Setup: We have a matrix of Goldilocks field elements of size N\times M with N=2^n being a power of two. We encode each column with Reed-Solomon encoding into size N/\rho (also assumed to be a power of two), interpreting the data as values of a polynomial on a coset \mathcal{C}\subset \mathbb{F}^\times, and the codeword on larger coset \mathcal{C}'\supset\mathcal{C}.

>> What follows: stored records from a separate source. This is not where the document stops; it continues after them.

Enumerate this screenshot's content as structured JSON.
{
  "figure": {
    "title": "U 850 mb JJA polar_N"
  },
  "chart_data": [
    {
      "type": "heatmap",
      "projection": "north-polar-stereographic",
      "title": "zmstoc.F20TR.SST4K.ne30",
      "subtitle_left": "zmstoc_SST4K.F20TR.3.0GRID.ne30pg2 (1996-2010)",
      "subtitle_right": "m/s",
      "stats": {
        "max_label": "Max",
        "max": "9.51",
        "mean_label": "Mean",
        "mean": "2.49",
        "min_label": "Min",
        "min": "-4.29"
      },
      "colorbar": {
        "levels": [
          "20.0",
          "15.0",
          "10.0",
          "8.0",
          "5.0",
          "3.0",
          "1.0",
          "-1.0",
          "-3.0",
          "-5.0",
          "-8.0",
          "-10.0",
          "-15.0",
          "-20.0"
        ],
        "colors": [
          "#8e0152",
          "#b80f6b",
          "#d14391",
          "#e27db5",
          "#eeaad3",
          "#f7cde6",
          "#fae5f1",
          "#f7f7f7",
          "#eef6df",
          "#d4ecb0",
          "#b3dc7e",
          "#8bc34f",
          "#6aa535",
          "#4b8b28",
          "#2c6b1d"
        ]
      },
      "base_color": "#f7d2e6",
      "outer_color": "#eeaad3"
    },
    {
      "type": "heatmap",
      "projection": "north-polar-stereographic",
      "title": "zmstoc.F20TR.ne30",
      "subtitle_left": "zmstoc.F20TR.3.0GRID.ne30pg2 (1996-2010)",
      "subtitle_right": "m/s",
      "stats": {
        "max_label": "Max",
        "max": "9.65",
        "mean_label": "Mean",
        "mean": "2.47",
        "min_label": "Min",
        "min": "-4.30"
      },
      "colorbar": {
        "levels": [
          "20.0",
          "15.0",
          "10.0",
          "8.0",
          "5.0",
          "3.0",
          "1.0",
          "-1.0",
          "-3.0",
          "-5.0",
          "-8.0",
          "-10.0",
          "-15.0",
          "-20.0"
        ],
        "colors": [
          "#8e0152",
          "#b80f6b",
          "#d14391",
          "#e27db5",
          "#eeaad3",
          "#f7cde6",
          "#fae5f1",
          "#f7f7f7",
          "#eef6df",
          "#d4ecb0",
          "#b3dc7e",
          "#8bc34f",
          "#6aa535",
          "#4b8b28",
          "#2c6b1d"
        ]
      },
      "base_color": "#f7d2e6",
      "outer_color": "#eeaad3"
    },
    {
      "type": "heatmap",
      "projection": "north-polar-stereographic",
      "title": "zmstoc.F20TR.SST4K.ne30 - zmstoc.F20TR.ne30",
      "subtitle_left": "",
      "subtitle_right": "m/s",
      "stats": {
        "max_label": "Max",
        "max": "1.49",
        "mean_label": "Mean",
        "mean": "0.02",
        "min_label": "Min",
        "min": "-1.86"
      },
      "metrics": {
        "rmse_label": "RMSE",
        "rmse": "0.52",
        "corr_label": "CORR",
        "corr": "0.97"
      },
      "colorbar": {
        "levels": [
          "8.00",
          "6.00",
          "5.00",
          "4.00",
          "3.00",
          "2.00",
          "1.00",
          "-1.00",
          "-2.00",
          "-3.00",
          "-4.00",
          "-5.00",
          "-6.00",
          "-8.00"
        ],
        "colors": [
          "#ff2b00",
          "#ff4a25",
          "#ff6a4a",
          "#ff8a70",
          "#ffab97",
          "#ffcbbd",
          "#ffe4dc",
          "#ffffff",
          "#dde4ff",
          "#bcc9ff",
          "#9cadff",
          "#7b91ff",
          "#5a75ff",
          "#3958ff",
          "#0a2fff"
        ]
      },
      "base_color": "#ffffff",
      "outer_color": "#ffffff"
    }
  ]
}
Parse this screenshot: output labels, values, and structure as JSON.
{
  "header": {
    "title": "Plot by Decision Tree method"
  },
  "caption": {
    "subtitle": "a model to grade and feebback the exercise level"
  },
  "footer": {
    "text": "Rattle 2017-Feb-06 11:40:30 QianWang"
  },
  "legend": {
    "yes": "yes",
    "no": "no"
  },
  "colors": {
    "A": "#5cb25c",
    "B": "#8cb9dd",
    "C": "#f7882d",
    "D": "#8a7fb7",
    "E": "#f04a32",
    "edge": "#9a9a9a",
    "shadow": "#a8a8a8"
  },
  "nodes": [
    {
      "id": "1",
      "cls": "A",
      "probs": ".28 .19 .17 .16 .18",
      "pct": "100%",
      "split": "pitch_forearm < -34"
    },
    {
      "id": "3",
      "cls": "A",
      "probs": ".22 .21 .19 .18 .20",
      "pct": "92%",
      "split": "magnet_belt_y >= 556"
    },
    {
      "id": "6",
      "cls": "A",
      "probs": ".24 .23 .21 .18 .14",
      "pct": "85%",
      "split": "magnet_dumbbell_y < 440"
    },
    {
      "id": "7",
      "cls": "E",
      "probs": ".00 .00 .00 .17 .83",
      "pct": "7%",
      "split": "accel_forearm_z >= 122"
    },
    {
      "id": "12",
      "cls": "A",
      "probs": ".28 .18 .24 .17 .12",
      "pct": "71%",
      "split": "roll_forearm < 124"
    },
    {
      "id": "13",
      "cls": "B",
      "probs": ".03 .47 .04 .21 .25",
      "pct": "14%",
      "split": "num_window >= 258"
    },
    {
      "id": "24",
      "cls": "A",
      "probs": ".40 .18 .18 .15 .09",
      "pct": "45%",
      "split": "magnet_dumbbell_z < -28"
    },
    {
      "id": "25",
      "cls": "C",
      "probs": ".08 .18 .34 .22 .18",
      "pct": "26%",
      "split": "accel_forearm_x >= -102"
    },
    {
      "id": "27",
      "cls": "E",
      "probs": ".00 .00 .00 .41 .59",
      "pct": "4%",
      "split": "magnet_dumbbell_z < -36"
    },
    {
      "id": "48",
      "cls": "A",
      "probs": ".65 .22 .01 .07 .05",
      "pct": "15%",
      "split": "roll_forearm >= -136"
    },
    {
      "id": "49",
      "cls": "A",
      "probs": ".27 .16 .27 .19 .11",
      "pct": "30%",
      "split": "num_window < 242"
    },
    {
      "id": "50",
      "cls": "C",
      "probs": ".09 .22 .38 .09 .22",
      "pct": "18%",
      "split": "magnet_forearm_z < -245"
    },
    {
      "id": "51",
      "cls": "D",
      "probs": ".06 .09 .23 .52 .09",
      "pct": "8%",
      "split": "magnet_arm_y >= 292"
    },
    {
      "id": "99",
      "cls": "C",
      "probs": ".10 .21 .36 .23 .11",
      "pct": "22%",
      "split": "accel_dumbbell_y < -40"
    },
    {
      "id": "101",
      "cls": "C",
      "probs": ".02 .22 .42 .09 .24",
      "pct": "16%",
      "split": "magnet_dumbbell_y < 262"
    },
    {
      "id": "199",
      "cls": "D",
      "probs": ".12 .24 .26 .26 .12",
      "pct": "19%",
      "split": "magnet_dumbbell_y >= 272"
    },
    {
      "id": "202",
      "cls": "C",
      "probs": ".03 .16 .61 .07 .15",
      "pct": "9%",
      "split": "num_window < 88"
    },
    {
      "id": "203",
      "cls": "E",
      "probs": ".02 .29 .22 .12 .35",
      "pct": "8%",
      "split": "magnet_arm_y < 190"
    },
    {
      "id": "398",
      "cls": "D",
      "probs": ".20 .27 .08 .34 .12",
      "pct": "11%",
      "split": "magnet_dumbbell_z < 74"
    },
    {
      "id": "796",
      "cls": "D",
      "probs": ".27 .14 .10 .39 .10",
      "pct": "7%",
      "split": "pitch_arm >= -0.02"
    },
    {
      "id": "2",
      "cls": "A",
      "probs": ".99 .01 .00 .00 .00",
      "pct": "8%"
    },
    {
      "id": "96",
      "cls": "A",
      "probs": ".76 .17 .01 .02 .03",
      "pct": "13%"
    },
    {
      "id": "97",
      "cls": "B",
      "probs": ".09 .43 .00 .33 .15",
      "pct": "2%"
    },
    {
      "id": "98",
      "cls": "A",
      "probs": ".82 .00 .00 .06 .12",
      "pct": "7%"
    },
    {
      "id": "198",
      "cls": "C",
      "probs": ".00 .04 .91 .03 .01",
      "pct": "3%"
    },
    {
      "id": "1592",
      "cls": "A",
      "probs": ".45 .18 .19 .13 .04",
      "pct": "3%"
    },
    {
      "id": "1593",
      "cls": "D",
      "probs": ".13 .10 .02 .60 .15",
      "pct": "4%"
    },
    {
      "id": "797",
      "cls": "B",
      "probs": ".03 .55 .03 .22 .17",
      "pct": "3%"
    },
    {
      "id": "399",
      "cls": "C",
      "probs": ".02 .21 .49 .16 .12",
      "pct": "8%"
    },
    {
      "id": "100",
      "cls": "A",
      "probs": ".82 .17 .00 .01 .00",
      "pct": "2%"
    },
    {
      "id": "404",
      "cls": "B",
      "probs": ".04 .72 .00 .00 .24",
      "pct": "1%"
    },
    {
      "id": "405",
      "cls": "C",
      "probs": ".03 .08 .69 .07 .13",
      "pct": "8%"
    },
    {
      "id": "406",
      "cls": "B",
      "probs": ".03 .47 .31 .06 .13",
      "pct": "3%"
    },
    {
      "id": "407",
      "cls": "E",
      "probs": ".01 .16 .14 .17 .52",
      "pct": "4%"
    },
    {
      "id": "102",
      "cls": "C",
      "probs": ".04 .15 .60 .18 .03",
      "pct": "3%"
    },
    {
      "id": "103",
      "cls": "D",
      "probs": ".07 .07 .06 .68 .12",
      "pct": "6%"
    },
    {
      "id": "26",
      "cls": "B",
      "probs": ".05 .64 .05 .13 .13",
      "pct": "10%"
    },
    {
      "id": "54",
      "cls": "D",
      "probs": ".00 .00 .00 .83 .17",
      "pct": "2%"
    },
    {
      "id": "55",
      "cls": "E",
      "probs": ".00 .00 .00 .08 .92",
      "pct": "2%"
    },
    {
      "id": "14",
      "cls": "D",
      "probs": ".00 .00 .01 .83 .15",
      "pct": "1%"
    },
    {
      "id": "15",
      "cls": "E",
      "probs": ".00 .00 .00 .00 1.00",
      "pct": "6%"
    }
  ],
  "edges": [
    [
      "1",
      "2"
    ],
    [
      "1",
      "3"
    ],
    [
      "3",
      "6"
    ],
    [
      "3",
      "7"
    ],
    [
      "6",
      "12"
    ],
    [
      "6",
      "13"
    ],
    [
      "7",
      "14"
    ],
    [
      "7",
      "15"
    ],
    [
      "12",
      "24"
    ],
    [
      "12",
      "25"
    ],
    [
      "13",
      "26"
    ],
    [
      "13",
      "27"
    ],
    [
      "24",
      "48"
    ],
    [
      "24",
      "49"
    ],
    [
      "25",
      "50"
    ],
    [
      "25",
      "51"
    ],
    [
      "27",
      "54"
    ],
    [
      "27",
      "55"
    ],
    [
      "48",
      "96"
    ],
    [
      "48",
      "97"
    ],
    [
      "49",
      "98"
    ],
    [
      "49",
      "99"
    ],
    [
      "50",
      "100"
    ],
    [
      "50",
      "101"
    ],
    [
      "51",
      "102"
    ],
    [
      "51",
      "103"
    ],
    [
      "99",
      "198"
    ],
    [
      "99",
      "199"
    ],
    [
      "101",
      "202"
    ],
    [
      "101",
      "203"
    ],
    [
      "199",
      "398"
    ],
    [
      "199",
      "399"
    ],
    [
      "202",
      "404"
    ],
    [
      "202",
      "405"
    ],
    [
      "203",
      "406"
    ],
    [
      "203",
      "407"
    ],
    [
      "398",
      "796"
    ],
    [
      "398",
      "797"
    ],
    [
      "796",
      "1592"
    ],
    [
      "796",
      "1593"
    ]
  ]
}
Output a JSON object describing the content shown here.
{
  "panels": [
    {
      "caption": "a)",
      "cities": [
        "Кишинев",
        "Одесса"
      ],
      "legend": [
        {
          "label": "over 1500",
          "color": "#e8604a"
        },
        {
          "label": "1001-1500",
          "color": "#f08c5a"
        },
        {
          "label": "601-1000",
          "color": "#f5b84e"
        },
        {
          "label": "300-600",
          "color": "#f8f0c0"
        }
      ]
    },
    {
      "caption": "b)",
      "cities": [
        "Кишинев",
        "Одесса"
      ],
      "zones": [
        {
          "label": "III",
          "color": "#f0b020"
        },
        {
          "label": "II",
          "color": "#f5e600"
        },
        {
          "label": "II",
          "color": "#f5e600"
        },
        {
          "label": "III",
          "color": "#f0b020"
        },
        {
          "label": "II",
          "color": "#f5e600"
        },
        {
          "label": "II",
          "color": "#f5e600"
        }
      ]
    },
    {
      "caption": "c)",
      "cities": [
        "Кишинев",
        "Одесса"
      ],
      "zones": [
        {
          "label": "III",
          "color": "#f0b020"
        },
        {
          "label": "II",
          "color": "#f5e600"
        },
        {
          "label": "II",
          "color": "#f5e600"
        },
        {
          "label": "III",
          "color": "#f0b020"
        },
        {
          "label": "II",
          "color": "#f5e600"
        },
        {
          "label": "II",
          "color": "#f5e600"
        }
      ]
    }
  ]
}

The protocol proves that (the columns of) the matrix are "close to" Reed-Solomon codewords (in a precise sense).

The prover's side:

  • the prover and the verifier agree on the public parameters
  • the prover computes the Reed-Solomon encoding of the columns, and commits to the encoded (larger) matrix with a Merkle root (or Merkle cap)
  • the verifier samples a random \alpha\in\widetilde{\mathbb{F}} combining coefficient
  • the provers computes the linear combination of the RS-encoded columns with coefficients 1,\alpha,\alpha^2,\dots,\alpha^{M-1}
  • "commit phase": the prover repeatedly
    • commits the current vector of values
    • the verifier chooses a random \beta_k\in\widetilde{\mathbb{F}} folding coefficient
    • "folds" the polynomial with the pre-agreed folding arity A_k = 2^{a_k}
    • evaluates the folded polynomial on the evaluation domain \mathcal{D}_{k+1} = \mathcal{D}_{k} ^ {A_k}
  • until the degree of the folded polynomial becomes small enough
  • then the final polynomial is sent in clear (by its coefficients)
  • an optional proof-of-work "grinding" is performed by the prover
  • the verifier samples random row indices 0 \le \mathsf{idx}_j < N/\rho for 0\le j < n_{\mathrm{rounds}}
  • "query phase": repeatedly (by the pre-agreed number n_{\mathrm{rounds}} of times)
    • the provers sends the full row corresponding the index \mathsf{idx}_j, together with a Merkle proof (against the Merkle root of the encoded matrix)
    • repeatedly (for each folding step):
      • extract the folding coset including the "upstream index" from the folded encoded vector
      • send it together with a Merkle proof against the corresponding commit phase Merkle root
  • serialize the proof into a bytestring

The verifier's side:

  • deserialize the proof from a bytestring
  • check the "shape" of the proof data structure against the global parameters:
    • all the global parameters match the expected (if included in the proof)
    • merkle cap sizes
    • number of folding steps and folding arities
    • number of commit phase Merkle caps
    • degree of the final polynomial
    • all Merkle proof lengths
    • number of query rounds
    • number of steps in each query round
    • opened matrix row sizes
    • opened folding coset sizes
  • compute all the FRI challenges from the transcript:
    • combining coeff \alpha\in\widetilde{\mathbb{F}}
    • folding coeffs \beta_k\in\widetilde{\mathbb{F}}
    • grinding PoW response
    • query indicies 0 \le \mathsf{idx}_j < N/\rho
  • check the grinding proof-of-work condition
  • for each query round:
    • check the row opening Merkle proof
    • compute the combined "upstream value" u_0 = \sum \alpha^j\cdot \mathsf{row}_j \in\widetilde{\mathbb{F}}
    • for each folding step:
      • check the "upstream value" u_k\in\widetilde{\mathbb{F}} against the corresponding element in the opened coset
      • check the folding coset values opening Merkle proof
      • compute the "downstream value" u_{k+1}\in\widetilde{\mathbb{F}} from the coset values using the folding coefficient \beta_k (for example by applying an IFFT on the values and linearly combining the result with powers of \beta)
    • check the final downstream value against the evaluation of the final polynomial at the right location
  • accept if all checks passed.

This concludes the batched FRI protocol.

Summary

We have to prove two things:

  • that commitment to the "encoded data" really corresponds to something which looks like a set of Reed-Solomon codewords
  • and that that is really an encoding of the original data, which practically means, because this was a so-called "systematic code", that the original data is contained in the encoded data

The first point can be done using the FRI protocol, and the second part via a very simple Merkle proof-type argument.

There are a lot of complications in the details, starting from how to encode the data into a matrix of field elements (important because of performance considerations) to all the peculiar details of the (optimized) FRI protocol.